# Anyone familiar with Borgo San Lorenzo?



## jwkuether (Mar 7, 2010)

My wife and I have a chance to work in Borgo San Lorenzo, north of Florence. Any thoughts on living there or nearby?


----------



## averona (Jun 2, 2010)

yes, do it and enjoy florence. when you go, have an open mind. life is different.


----------



## PaigeCL (Mar 26, 2010)

jwkuether said:


> My wife and I have a chance to work in Borgo San Lorenzo, north of Florence. Any thoughts on living there or nearby?


What will you and your wife be doing? Where in the states are you from? The area is beautiful, the food is fabulous and the people are wonderful. Enjoy the adventure.


----------



## jwkuether (Mar 7, 2010)

PaigeCL said:


> What will you and your wife be doing? Where in the states are you from? The area is beautiful, the food is fabulous and the people are wonderful. Enjoy the adventure.
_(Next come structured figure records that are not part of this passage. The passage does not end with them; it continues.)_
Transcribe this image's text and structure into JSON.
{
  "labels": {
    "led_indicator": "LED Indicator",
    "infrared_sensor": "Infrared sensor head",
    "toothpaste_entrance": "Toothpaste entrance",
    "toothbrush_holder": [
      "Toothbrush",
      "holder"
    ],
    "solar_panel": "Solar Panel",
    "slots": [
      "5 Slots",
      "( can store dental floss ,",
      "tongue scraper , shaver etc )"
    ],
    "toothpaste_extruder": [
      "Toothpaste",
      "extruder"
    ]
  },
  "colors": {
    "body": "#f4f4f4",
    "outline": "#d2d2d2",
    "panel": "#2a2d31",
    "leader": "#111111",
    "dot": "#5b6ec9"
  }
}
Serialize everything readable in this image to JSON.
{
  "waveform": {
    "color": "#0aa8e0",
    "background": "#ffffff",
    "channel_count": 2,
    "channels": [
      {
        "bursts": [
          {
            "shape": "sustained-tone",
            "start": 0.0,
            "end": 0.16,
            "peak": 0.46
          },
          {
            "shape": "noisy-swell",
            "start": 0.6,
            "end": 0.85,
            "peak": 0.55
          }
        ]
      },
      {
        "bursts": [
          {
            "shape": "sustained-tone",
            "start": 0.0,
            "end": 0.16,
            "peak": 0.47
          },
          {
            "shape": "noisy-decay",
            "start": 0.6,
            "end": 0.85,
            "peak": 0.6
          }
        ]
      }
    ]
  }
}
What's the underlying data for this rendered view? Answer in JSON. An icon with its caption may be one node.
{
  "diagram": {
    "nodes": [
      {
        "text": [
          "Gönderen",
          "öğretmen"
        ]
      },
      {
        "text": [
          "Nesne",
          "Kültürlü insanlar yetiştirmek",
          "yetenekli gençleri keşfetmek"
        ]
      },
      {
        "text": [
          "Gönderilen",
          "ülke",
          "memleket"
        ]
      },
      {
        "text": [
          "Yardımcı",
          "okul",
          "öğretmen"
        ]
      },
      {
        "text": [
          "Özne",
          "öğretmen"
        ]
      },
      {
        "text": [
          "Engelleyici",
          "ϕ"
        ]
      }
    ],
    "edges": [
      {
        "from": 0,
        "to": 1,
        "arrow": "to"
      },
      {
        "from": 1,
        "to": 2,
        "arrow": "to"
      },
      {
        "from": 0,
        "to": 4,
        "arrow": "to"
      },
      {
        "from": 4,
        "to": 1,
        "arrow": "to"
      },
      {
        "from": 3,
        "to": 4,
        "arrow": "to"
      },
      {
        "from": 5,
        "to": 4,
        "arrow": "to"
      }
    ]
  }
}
We have an offer from friends who run an arts school in Borgo San Lorenzo to do some teaching there. We'd have to come up with other sources of income, and there are some other big question as to how we could make it work. We'd love to do it, but we're still working on the big decision.
We're living in the NY area now. I'm originally from Milwaukee, and my wife is a Brit.


----------



## jwkuether (Mar 7, 2010)

PaigeCL said:


> What will you and your wife be doing? Where in the states are you from? The area is beautiful, the food is fabulous and the people are wonderful. Enjoy the adventure.


We're living in the NY area now. I'm originally from Milwaukee, and my wife is a Brit. We have an offer from friends who run an arts school in Borgo San Lorenzo to do some teaching there. We'd have to come up with other sources of income, and there are some other big questions as to how we could make it work. We'd love to do it, but we're still working on the big decision.


----------